Texte intégral
F. Laborde Hier, dans Paris, il y avait beaucoup de manifestations et beaucoup de manifestants, notamment les retraités. Ils sont préoccupés pour leur pouvoir d'achat. Vous avez fait de la retraite et du pouvoir d'achat des retraités un de vos thèmes de campagne. Vous voulez quoi ? Quelque chose tout de suite, en plus de la réforme que tout le monde attend et qu'il faudra faire ?
- "Il y a beaucoup d'inquiétude, bien sûr, par rapport à la réforme sur l'avenir des retraites, c'est évident, ainsi que sur tous ces hommes et ces femmes qui ont cotisés pendant quarante ans, qui n'ont pas 60 ans actuellement, à qui on refuse le droit à la retraite. J'ai fait dans mon programme - je ne savais pas qu'il y aurait ces manifestations importantes hier, qui sont tout à fait légitimes - l'un des axes essentiels de ma démarche, c'est ce plan social avec une augmentation des salaires directs des retraites. Actuellement, on a des millions de retraités qui ont du mal à vivre en France. On n'imagine pas que beaucoup d'entre eux ont à peine plus de 3.500 francs ou 3.600 francs pour vivre, des petites retraites. Je propose, immédiatement, une augmentation de 200 euros des retraites ainsi que 300 euros du Smic. Voilà des propositions concrètes qui intéressent les Français. J'avoue que ces manifestations de retraités sont une alerte. Je suis, en toute modestie, un des seuls à poser d'emblée comme question numéro un le pouvoir d'achat des retraites et des salaires."
L. Fabius disait, avant hier, qu'il faudrait sans doute, à terme, harmoniser les retraites entre privé et public. On sait à quel point c'est sensible puisqu'il y avait eu de grandes manifestations à ce propos. Vous êtes favorables à cette harmonisation ?
- "Non.

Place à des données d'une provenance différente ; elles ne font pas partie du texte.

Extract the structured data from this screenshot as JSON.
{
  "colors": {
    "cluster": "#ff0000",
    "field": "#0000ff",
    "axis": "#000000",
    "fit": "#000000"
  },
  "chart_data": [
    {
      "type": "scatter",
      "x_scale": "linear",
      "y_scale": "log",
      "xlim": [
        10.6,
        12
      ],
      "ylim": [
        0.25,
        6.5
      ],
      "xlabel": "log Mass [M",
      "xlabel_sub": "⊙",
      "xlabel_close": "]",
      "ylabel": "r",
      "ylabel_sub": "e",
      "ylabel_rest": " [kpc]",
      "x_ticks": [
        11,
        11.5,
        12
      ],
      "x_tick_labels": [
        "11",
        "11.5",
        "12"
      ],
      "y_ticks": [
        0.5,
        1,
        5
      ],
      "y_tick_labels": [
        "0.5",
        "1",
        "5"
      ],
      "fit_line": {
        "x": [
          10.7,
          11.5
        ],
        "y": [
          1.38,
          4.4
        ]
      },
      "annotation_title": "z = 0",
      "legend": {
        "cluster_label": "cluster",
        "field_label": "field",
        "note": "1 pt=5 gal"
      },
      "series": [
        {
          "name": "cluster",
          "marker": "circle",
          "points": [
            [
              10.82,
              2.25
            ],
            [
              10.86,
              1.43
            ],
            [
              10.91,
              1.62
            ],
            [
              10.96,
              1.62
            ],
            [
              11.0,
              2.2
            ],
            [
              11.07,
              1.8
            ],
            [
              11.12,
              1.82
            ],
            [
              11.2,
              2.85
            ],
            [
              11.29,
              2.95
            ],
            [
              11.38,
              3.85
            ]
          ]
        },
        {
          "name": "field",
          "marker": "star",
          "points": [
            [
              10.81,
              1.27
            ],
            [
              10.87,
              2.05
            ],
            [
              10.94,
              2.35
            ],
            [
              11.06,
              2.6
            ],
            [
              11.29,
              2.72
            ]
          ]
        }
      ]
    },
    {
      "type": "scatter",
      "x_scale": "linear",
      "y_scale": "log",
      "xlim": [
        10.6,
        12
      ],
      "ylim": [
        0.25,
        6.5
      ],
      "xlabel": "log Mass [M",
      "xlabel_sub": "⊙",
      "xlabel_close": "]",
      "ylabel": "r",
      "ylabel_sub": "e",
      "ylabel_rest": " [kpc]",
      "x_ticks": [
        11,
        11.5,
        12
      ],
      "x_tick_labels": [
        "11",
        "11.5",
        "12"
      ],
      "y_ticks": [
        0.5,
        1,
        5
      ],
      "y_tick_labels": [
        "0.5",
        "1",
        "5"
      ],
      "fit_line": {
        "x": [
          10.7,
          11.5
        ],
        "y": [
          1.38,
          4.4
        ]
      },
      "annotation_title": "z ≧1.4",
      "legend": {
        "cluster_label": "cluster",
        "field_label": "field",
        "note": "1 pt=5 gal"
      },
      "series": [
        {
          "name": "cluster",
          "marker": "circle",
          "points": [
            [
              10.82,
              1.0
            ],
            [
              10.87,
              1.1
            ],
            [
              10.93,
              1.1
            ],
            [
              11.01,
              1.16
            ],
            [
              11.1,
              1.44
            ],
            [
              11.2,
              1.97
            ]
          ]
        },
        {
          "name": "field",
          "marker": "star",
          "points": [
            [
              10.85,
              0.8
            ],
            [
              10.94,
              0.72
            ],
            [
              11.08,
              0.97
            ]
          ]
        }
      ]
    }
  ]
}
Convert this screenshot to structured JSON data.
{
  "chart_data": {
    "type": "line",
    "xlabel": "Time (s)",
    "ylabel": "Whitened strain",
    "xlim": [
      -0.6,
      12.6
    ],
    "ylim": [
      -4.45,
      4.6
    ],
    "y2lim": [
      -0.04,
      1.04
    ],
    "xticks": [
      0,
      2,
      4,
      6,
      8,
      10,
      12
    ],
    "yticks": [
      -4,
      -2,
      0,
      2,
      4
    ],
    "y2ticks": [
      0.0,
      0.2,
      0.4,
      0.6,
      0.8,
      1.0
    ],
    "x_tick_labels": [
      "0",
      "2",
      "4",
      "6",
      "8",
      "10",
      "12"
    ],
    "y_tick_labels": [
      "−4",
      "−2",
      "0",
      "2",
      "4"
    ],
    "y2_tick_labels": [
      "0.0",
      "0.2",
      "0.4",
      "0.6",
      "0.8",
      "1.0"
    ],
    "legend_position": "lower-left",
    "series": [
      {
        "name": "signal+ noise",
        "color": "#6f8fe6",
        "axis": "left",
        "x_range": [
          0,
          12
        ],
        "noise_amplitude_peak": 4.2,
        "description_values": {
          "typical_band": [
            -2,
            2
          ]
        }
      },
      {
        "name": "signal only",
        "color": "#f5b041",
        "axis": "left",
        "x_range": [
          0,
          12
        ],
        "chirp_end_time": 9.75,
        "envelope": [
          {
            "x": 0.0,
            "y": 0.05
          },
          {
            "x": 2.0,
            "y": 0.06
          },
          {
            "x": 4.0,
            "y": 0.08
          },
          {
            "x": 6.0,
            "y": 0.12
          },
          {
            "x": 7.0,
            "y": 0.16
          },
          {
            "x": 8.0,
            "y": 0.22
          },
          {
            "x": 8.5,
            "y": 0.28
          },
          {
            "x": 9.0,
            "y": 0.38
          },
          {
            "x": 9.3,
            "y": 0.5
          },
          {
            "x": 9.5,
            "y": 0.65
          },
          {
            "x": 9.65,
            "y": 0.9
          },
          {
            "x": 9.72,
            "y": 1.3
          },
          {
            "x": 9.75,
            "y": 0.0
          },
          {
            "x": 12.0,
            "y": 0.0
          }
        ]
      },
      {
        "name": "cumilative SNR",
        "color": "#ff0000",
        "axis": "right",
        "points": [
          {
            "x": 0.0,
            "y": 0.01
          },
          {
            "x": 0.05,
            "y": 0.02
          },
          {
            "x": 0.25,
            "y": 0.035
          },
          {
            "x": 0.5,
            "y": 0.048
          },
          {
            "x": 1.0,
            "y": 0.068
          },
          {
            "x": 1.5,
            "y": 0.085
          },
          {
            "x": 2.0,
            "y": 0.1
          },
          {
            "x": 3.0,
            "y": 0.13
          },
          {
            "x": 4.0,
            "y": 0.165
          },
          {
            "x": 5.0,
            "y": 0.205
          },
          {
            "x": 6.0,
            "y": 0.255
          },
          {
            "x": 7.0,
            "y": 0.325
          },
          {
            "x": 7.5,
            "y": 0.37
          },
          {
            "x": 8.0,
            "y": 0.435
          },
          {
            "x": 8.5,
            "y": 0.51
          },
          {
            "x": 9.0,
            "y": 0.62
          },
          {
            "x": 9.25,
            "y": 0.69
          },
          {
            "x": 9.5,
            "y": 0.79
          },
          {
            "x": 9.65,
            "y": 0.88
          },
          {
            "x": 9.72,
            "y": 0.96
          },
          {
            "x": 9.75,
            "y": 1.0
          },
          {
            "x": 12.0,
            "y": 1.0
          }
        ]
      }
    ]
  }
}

D'ailleurs, je considère que l'inflexion à droite dont j'ai parlé pour le candidat socialiste et de ceux qui l'entourent est significative à propos des retraites. En fait, L. Fabius veut que les retraites dans la fonction publique, dans un certain nombre de services, soient alignées sur ce qui se passe aujourd'hui dans le privé avec notamment une augmentation des annuités. C'est ce qui a mis le feu aux poudres en 1995 et 1996. Cela va recommencer parce que ce n'est pas dans ce sens-là qu'il faut aller. Ce n'est pas dans le sens de ce qu'a fait M. Balladur en allongeant les annuités, mais c'est de revenir à 37 annuités et demie et de maintenir ces 37 annuités et demie."
En même temps, quand on regarde ce que disent les Français, on se rend compte que, pour eux, effectivement, la réforme de la retraite est un thème majeur. Au fond, ils déplorent qu'on en parle sans qu'on ne vienne jamais sur le terrain des réformes.
- "Oui, parce que les Français sont inquiets par rapport à l'avenir des retraites. Il faut bien avoir en tête que le Medef, ces deux dernières années, a fait une campagne très forte pour qu'on rentre avec les fonds de pension et qu'on bouscule le système."
Oui, mais ce qu'on les appelle "fonds de pension" à droite, ou "épargne salariale" à gauche...
- "Enfin, "épargne salariale", du côté de L. Jospin. Parce que L. Jospin va plus loin..."
Cela se ressemble un peu ?
- "Oui, cela se ressemble. C'est d'ailleurs pour ça que les Français ne s'y retrouvent pas ! Le fonds d'épargne salariale, si on le met sur le marché comme le propose L. Jospin, on entre une capitalisation dans le système des retraites. C'est donc dangereux, mauvais. Personne ne parle, ni J. Chirac - mais cela m'étonne moins - ni L. Jospin, de la nécessité de faire cotiser beaucoup plus les revenus financiers qui, actuellement, ne cotisent pas. Je crois qu'il peut y avoir un système de retraites équilibré, à condition de dire clairement et de s'en prendre clairement aux revenus financiers. Je regrette que sur cette question, L. Jospin soit pour le moins timoré. Je suis, là, avec ma candidature, pour ancrer à gauche, la gauche dans cette affaire, parce qu'il y a une vraie dérive, incontestablement."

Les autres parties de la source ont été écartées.